大企業と中小企業で異なる広告の目的 「認知広告」の効果に対する見方は?
企業の広告戦略において、目指す成果は企業規模によってどれほど異なるのだろうか。成果の測定や目的設定の難しさが指摘される中、大企業と中小企業それぞれの視点から実態を探る調査をMacbee Planet(東京都渋谷区)が実施した。
企業の広告戦略において、目指す成果は規模によってどれほど異なるのだろうか。成果の測定や目的設定の難しさが指摘される中、Macbee Planet(東京都渋谷区)が「広告の“目的と成果”に関する実態調査」を実施した。
大企業と中小企業で異なる「広告の目的」
広告出稿の主目的について、大企業で最も多い回答は「商品・サービスの認知向上」となり、57.9%に上った。「企業認知・イメージ形成」(54.4%)が続き、認知を重視する傾向が見られた。
一方、中小企業では「商品・サービスの認知向上」が最も多く53.4%。その他、「見込み客の獲得・育成」(40.5%)が上位となり、より行動成果に直結する目的志向が強い結果となった。

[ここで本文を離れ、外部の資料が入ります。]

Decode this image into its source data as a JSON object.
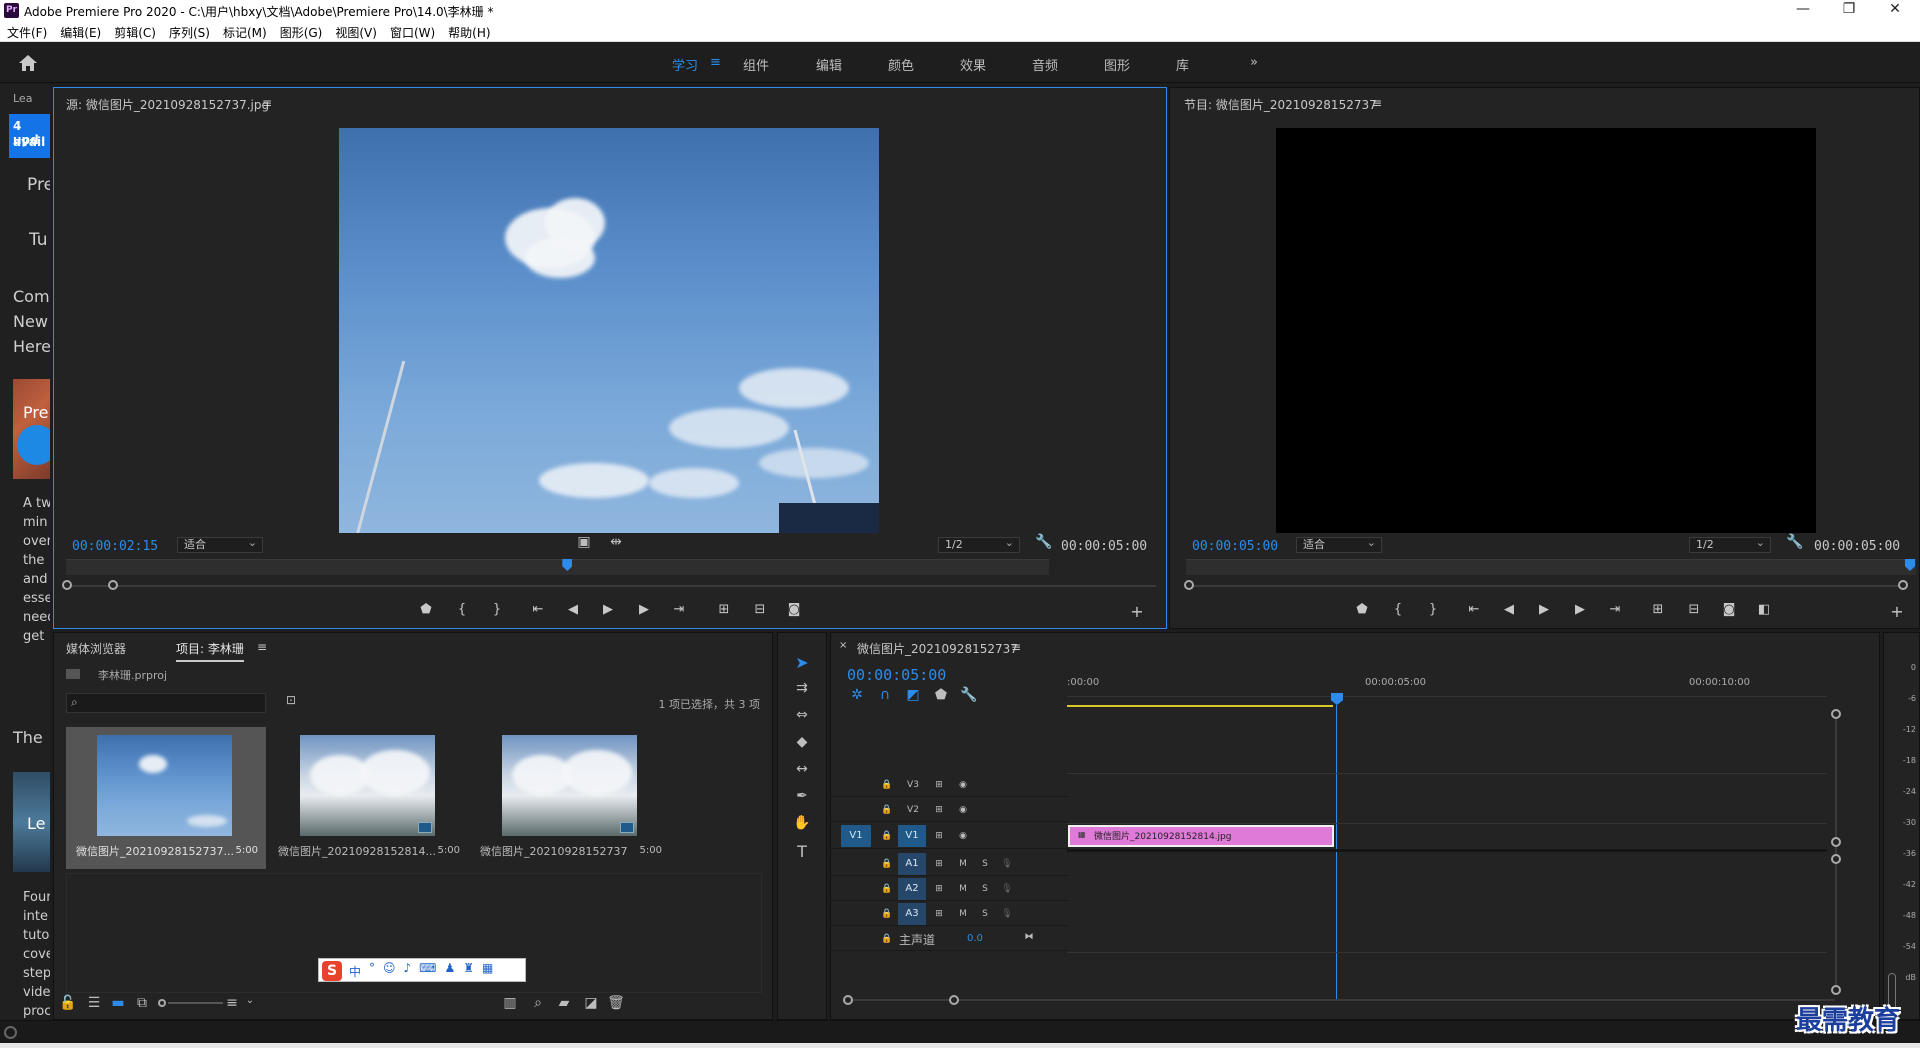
{
  "window": {
    "title": "Adobe Premiere Pro 2020 - C:\\用户\\hbxy\\文档\\Adobe\\Premiere Pro\\14.0\\李林珊 *",
    "icon": "Pr"
  },
  "menu": [
    "文件(F)",
    "编辑(E)",
    "剪辑(C)",
    "序列(S)",
    "标记(M)",
    "图形(G)",
    "视图(V)",
    "窗口(W)",
    "帮助(H)"
  ],
  "workspaces": {
    "items": [
      "学习",
      "组件",
      "编辑",
      "颜色",
      "效果",
      "音频",
      "图形",
      "库"
    ],
    "active": "学习",
    "more": "»"
  },
  "learn": {
    "header": "Lea",
    "update": "4 upd",
    "update2": "avail",
    "lines": [
      "Pre",
      "Tu",
      "Com",
      "New",
      "Here",
      "Pre",
      "A tw",
      "min",
      "over",
      "the",
      "and",
      "esse",
      "need",
      "get :",
      "The",
      "Le",
      "Four",
      "inte",
      "tuto",
      "cove",
      "step",
      "vide",
      "proc"
    ]
  },
  "source": {
    "title": "源: 微信图片_20210928152737.jpg",
    "timecode": "00:00:02:15",
    "fit": "适合",
    "resolution": "1/2",
    "duration": "00:00:05:00",
    "playhead": 0.51
  },
  "program": {
    "title": "节目: 微信图片_20210928152737",
    "timecode": "00:00:05:00",
    "fit": "适合",
    "resolution": "1/2",
    "duration": "00:00:05:00"
  },
  "project": {
    "tabs": [
      "媒体浏览器",
      "项目: 李林珊"
    ],
    "file": "李林珊.prproj",
    "selection": "1 项已选择，共 3 项",
    "items": [
      {
        "name": "微信图片_20210928152737...",
        "duration": "5:00",
        "selected": true
      },
      {
        "name": "微信图片_20210928152814...",
        "duration": "5:00",
        "selected": false
      },
      {
        "name": "微信图片_20210928152737",
        "duration": "5:00",
        "selected": false
      }
    ]
  },
  "timeline": {
    "title": "微信图片_20210928152737",
    "timecode": "00:00:05:00",
    "ruler": [
      ":00:00",
      "00:00:05:00",
      "00:00:10:00"
    ],
    "video_tracks": [
      "V3",
      "V2",
      "V1"
    ],
    "audio_tracks": [
      "A1",
      "A2",
      "A3"
    ],
    "source_patch_v": "V1",
    "master": "主声道",
    "master_value": "0.0",
    "clip": "微信图片_20210928152814.jpg",
    "mute": "M",
    "solo": "S"
  },
  "meter": {
    "scale": [
      "0",
      "-6",
      "-12",
      "-18",
      "-24",
      "-30",
      "-36",
      "-42",
      "-48",
      "-54",
      "dB"
    ]
  },
  "ime": {
    "label": "中"
  },
  "watermark": "最需教育",
  "colors": {
    "accent": "#2d8ceb",
    "clip": "#e07ad8",
    "panel": "#232323"
  }
}
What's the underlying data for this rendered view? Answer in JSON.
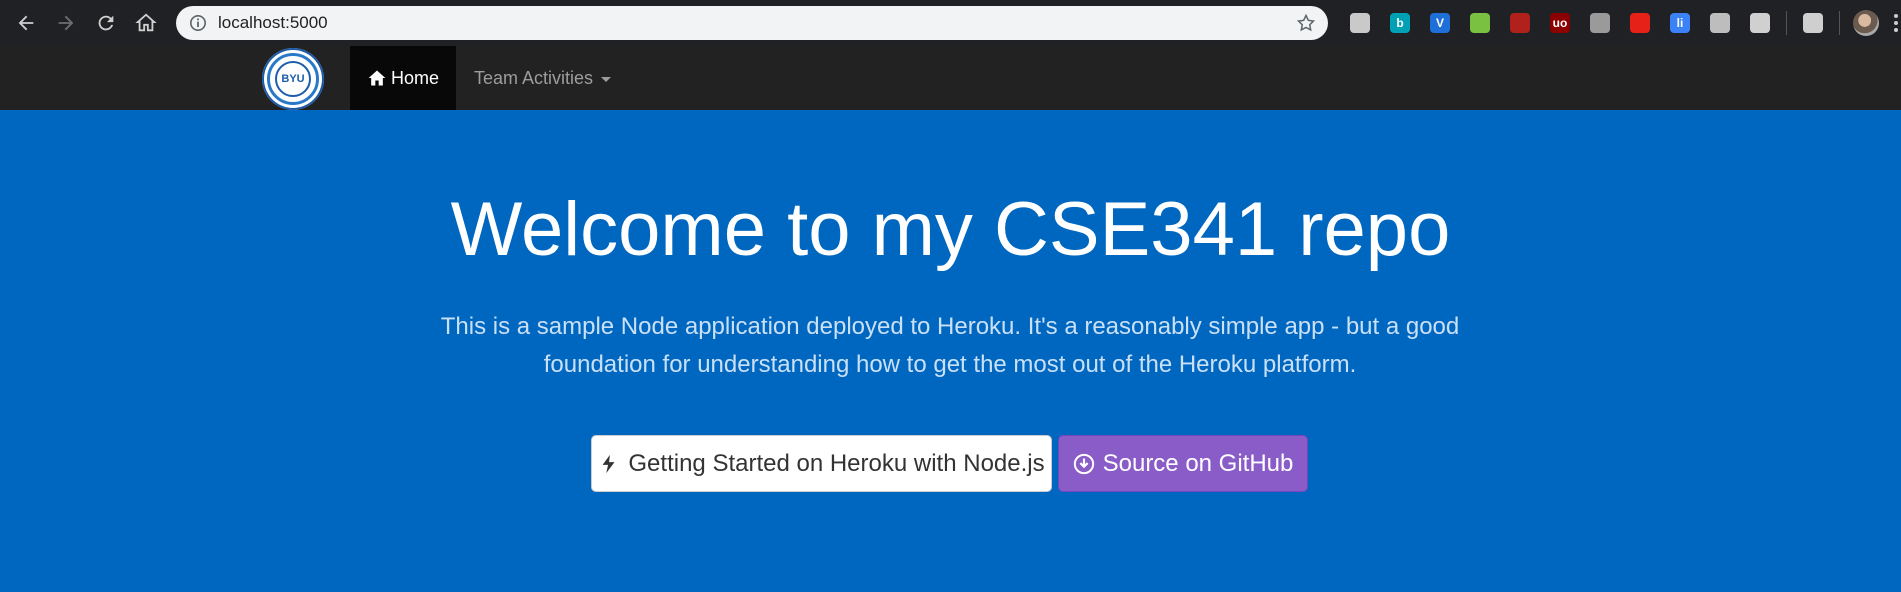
{
  "browser": {
    "url": "localhost:5000",
    "nav": {
      "back_icon": "arrow-left-icon",
      "forward_icon": "arrow-right-icon",
      "reload_icon": "reload-icon",
      "home_icon": "home-icon"
    },
    "extensions": [
      {
        "name": "location-pin-icon",
        "color": "#c9c9c9"
      },
      {
        "name": "bing-icon",
        "color": "#00a1b5",
        "glyph": "b"
      },
      {
        "name": "vivaldi-icon",
        "color": "#1f6fd8",
        "glyph": "V"
      },
      {
        "name": "evernote-icon",
        "color": "#7ac142"
      },
      {
        "name": "pdf-icon",
        "color": "#b0211b"
      },
      {
        "name": "ublock-icon",
        "color": "#8b0000",
        "glyph": "uo"
      },
      {
        "name": "media-icon",
        "color": "#9a9a9a"
      },
      {
        "name": "youtube-icon",
        "color": "#e62117"
      },
      {
        "name": "bar-icon",
        "color": "#3b82f6",
        "glyph": "li"
      },
      {
        "name": "gear-icon",
        "color": "#bdbdbd"
      },
      {
        "name": "react-icon",
        "color": "#d0d0d0"
      },
      {
        "name": "playlist-icon",
        "color": "#cfcfcf"
      }
    ]
  },
  "site_nav": {
    "logo_text": "BYU",
    "home_label": "Home",
    "team_label": "Team Activities"
  },
  "hero": {
    "title": "Welcome to my CSE341 repo",
    "lead": "This is a sample Node application deployed to Heroku. It's a reasonably simple app - but a good foundation for understanding how to get the most out of the Heroku platform.",
    "buttons": {
      "getting_started": "Getting Started on Heroku with Node.js",
      "source": "Source on GitHub"
    }
  },
  "colors": {
    "hero_bg": "#0067c0",
    "navbar_bg": "#222222",
    "purple_button": "#8a5cc8"
  }
}
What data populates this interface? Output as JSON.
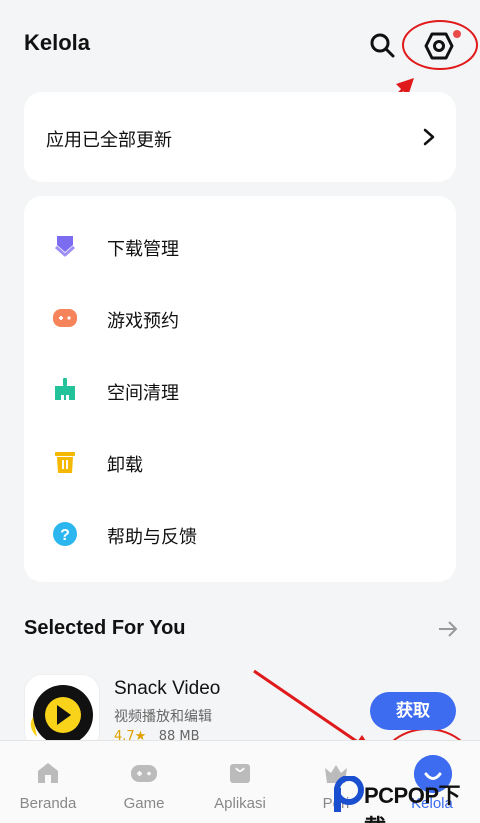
{
  "header": {
    "title": "Kelola",
    "search_icon": "search-icon",
    "settings_icon": "settings-hexagon-icon",
    "notification_dot_color": "#e94b4b"
  },
  "update_card": {
    "text": "应用已全部更新"
  },
  "menu": {
    "items": [
      {
        "label": "下载管理",
        "icon": "download-icon",
        "color": "#7b6cf0"
      },
      {
        "label": "游戏预约",
        "icon": "gamepad-icon",
        "color": "#f5845a"
      },
      {
        "label": "空间清理",
        "icon": "broom-icon",
        "color": "#22c39a"
      },
      {
        "label": "卸载",
        "icon": "trash-icon",
        "color": "#f5b800"
      },
      {
        "label": "帮助与反馈",
        "icon": "help-icon",
        "color": "#2bb6f0"
      }
    ]
  },
  "recommend": {
    "title": "Selected For You",
    "app": {
      "name": "Snack Video",
      "desc": "视频播放和编辑",
      "rating": "4.7★",
      "size": "88 MB",
      "button": "获取"
    }
  },
  "bottom_nav": {
    "items": [
      {
        "label": "Beranda",
        "icon": "home-icon"
      },
      {
        "label": "Game",
        "icon": "gamepad-icon"
      },
      {
        "label": "Aplikasi",
        "icon": "bag-icon"
      },
      {
        "label": "Peri",
        "icon": "crown-icon"
      },
      {
        "label": "Kelola",
        "icon": "smiley-icon"
      }
    ],
    "accent": "#3d6cf1"
  },
  "watermark": {
    "text": "PCPOP下载"
  }
}
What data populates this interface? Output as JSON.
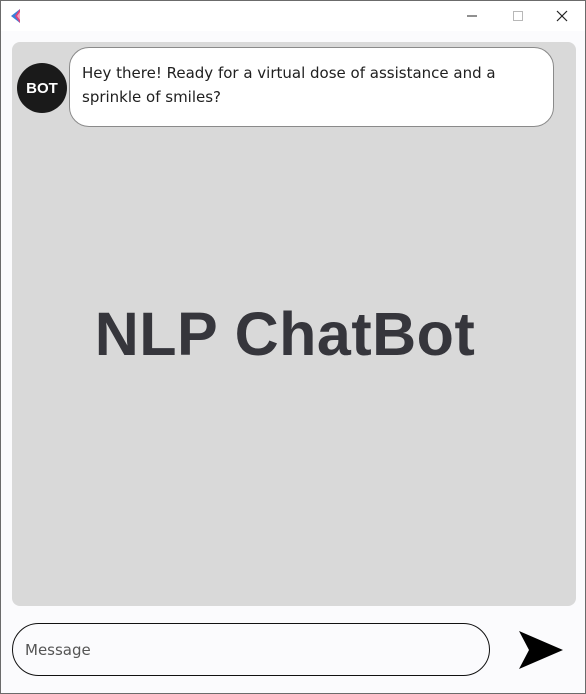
{
  "window": {
    "controls": {
      "minimize_icon": "minimize-icon",
      "maximize_icon": "maximize-icon",
      "close_icon": "close-icon"
    }
  },
  "chat": {
    "background_color": "#d9d9d9",
    "watermark": "NLP ChatBot",
    "messages": [
      {
        "sender": "BOT",
        "text": "Hey there! Ready for a virtual dose of assistance and a sprinkle of smiles?"
      }
    ]
  },
  "composer": {
    "placeholder": "Message",
    "value": "",
    "send_icon": "send-icon"
  }
}
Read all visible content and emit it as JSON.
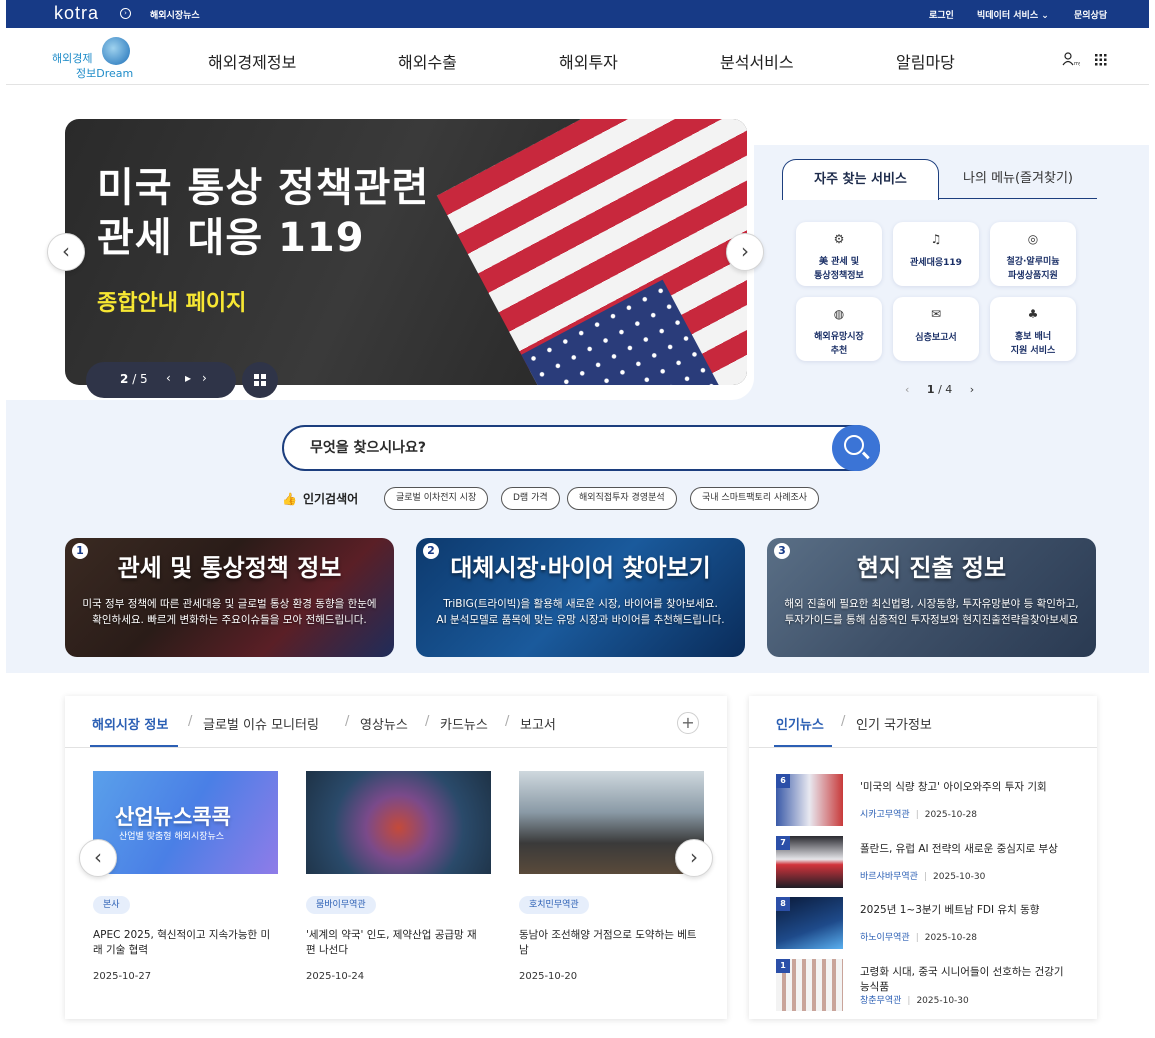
{
  "topbar": {
    "brand": "kotra",
    "sub_link": "해외시장뉴스",
    "login": "로그인",
    "bigdata": "빅데이터 서비스 ⌄",
    "inquiry": "문의상담"
  },
  "header": {
    "logo_line1": "해외경제",
    "logo_line2": "정보Dream",
    "nav": [
      "해외경제정보",
      "해외수출",
      "해외투자",
      "분석서비스",
      "알림마당"
    ]
  },
  "banner": {
    "title_line1": "미국 통상 정책관련",
    "title_line2": "관세 대응 119",
    "subtitle": "종합안내 페이지",
    "current": "2",
    "total": "/ 5",
    "prev": "‹",
    "pause": "▸",
    "next": "›"
  },
  "services": {
    "tab_active": "자주 찾는 서비스",
    "tab_other": "나의 메뉴(즐겨찾기)",
    "items": [
      {
        "label": "美 관세 및\n통상정책정보",
        "icon": "globe-person-icon"
      },
      {
        "label": "관세대응119",
        "icon": "siren-icon"
      },
      {
        "label": "철강·알루미늄\n파생상품지원",
        "icon": "coins-icon"
      },
      {
        "label": "해외유망시장\n추천",
        "icon": "big-data-icon"
      },
      {
        "label": "심층보고서",
        "icon": "report-icon"
      },
      {
        "label": "홍보 배너\n지원 서비스",
        "icon": "network-icon"
      }
    ],
    "pager_current": "1",
    "pager_total": "/ 4"
  },
  "search": {
    "placeholder": "무엇을 찾으시나요?",
    "popular_label": "인기검색어",
    "chips": [
      "글로벌 이차전지 시장",
      "D램 가격",
      "해외직접투자 경영분석",
      "국내 스마트팩토리 사례조사"
    ]
  },
  "promos": [
    {
      "num": "1",
      "title": "관세 및 통상정책 정보",
      "desc_line1": "미국 정부 정책에 따른 관세대응 및 글로벌 통상 환경 동향을 한눈에",
      "desc_line2": "확인하세요. 빠르게 변화하는 주요이슈들을 모아 전해드립니다."
    },
    {
      "num": "2",
      "title": "대체시장·바이어 찾아보기",
      "desc_line1": "TriBIG(트라이빅)을 활용해 새로운 시장, 바이어를 찾아보세요.",
      "desc_line2": "AI 분석모델로 품목에 맞는 유망 시장과 바이어를 추천해드립니다."
    },
    {
      "num": "3",
      "title": "현지 진출 정보",
      "desc_line1": "해외 진출에 필요한 최신법령, 시장동향, 투자유망분야 등 확인하고,",
      "desc_line2": "투자가이드를 통해 심층적인 투자정보와 현지진출전략을찾아보세요"
    }
  ],
  "market": {
    "tabs": [
      "해외시장 정보",
      "글로벌 이슈 모니터링",
      "영상뉴스",
      "카드뉴스",
      "보고서"
    ],
    "thumb1_title": "산업뉴스콕콕",
    "thumb1_sub": "산업별 맞춤형 해외시장뉴스",
    "cards": [
      {
        "tag": "본사",
        "title": "APEC 2025, 혁신적이고 지속가능한 미래 기술 협력",
        "date": "2025-10-27"
      },
      {
        "tag": "뭄바이무역관",
        "title": "'세계의 약국' 인도, 제약산업 공급망 재편 나선다",
        "date": "2025-10-24"
      },
      {
        "tag": "호치민무역관",
        "title": "동남아 조선해양 거점으로 도약하는 베트남",
        "date": "2025-10-20"
      }
    ]
  },
  "popular": {
    "tabs": [
      "인기뉴스",
      "인기 국가정보"
    ],
    "items": [
      {
        "rank": "6",
        "title": "'미국의 식량 창고' 아이오와주의 투자 기회",
        "org": "시카고무역관",
        "date": "2025-10-28"
      },
      {
        "rank": "7",
        "title": "폴란드, 유럽 AI 전략의 새로운 중심지로 부상",
        "org": "바르샤바무역관",
        "date": "2025-10-30"
      },
      {
        "rank": "8",
        "title": "2025년 1~3분기 베트남 FDI 유치 동향",
        "org": "하노이무역관",
        "date": "2025-10-28"
      },
      {
        "rank": "1",
        "title": "고령화 시대, 중국 시니어들이 선호하는 건강기능식품",
        "org": "창춘무역관",
        "date": "2025-10-30"
      }
    ]
  }
}
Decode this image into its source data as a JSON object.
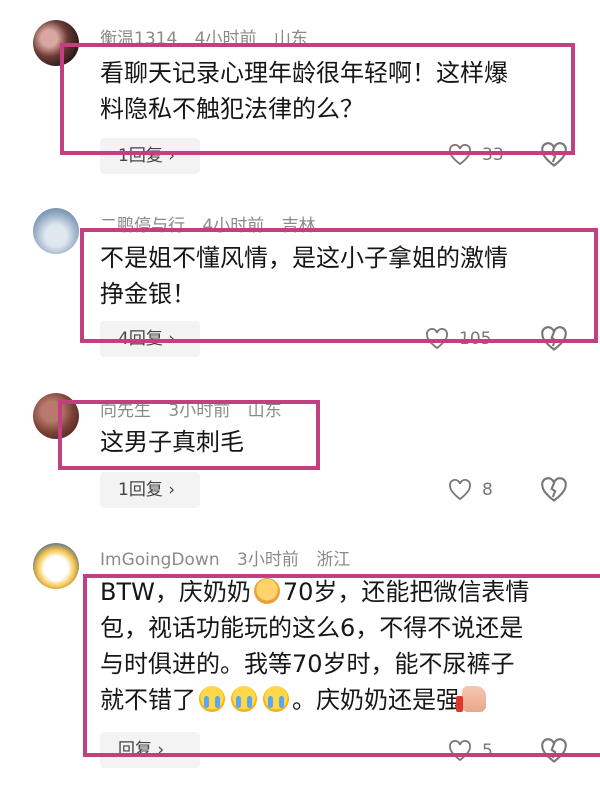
{
  "comments": [
    {
      "username": "衡温1314",
      "time": "4小时前",
      "location": "山东",
      "text_lines": [
        "看聊天记录心理年龄很年轻啊！这样爆",
        "料隐私不触犯法律的么？"
      ],
      "replies": "1回复 ›",
      "likes": "33"
    },
    {
      "username": "二鹏停与行",
      "time": "4小时前",
      "location": "吉林",
      "text_lines": [
        "不是姐不懂风情，是这小子拿姐的激情",
        "挣金银！"
      ],
      "replies": "4回复 ›",
      "likes": "105"
    },
    {
      "username": "向先生",
      "time": "3小时前",
      "location": "山东",
      "text_lines": [
        "这男子真刺毛"
      ],
      "replies": "1回复 ›",
      "likes": "8"
    },
    {
      "username": "ImGoingDown",
      "time": "3小时前",
      "location": "浙江",
      "text_line1_a": "BTW，庆奶奶",
      "text_line1_b": "70岁，还能把微信表情",
      "text_line2": "包，视话功能玩的这么6，不得不说还是",
      "text_line3": "与时俱进的。我等70岁时，能不尿裤子",
      "text_line4_a": "就不错了",
      "text_line4_b": "。庆奶奶还是强",
      "replies": "回复 ›",
      "likes": "5"
    }
  ],
  "colors": {
    "frame": "#c2407f",
    "meta_text": "#8a8a8a"
  },
  "icons": {
    "like": "heart-icon",
    "dislike": "broken-heart-icon"
  }
}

認知目的の広告は成果につながると「思う」とした人は、大企業では85.6%、中小企業では88.2%に上った。一方で「認知広告は評価が難しい」という回答は大企業・中小企業ともに約9割に達し、成果を感じつつも「測れない」という矛盾を抱えている現状が浮き彫りになった。
ブランディング広告の成果を測定する指標について、大企業では「(企業・商品・サービスの)認知度」(54.8%)や「広告認知率・想起率」(40.3%)など、調査ベースの指標が上位となった。
中小企業では、大企業と同様に「認知度」(47.5%)が最も多いものの、「店頭・Webサイトへの来訪数」(39.2%)や「購入・契約数」(32.6%)といった、行動データ中心の評価が多く見られた。
また、成果の定義について、大企業では「好意度」(29.5%)や「認知率向上」(24.1%)が挙がったのに対し、中小企業では「来訪」(25.8%)や「購入」(19.9%)を重視する傾向が見られた。
ミドルファネル(商品やサービスに興味を持った顧客が、購入に向けて他社製品と比較・検討する段階)向け施策を「重要視する」とした人は、大企業では81.0%、中小企業では78.1%に上った。
ミドルファネル向け施策として有効だと感じる手法については「比較サイトやレビューサイト」(大企業53.7%/中小50.8%)が最も多い結果となった。次いで、「オウンドメディア」「SNSでの口コミ・動画投稿」「AI概要(検索結果上部のAI要約)」など、ユーザーの検討行動を支援する手法が上位となった。
ミドルファネル向け施策は認知と獲得の両方の成果を得やすいと「思う」とした人は、大企業では78.1%、中小企業では76.4%となった。また、今後のミドルファネル向け施策の投資意向について、「増やしたい」とした割合は、大企業では59.4%、中小企業では61.2%となった。
調査は9月19〜30日にインターネットで実施。企業でマーケティング業務に従事する担当者1085人(大企業542人/中小企業543人)から回答を得た。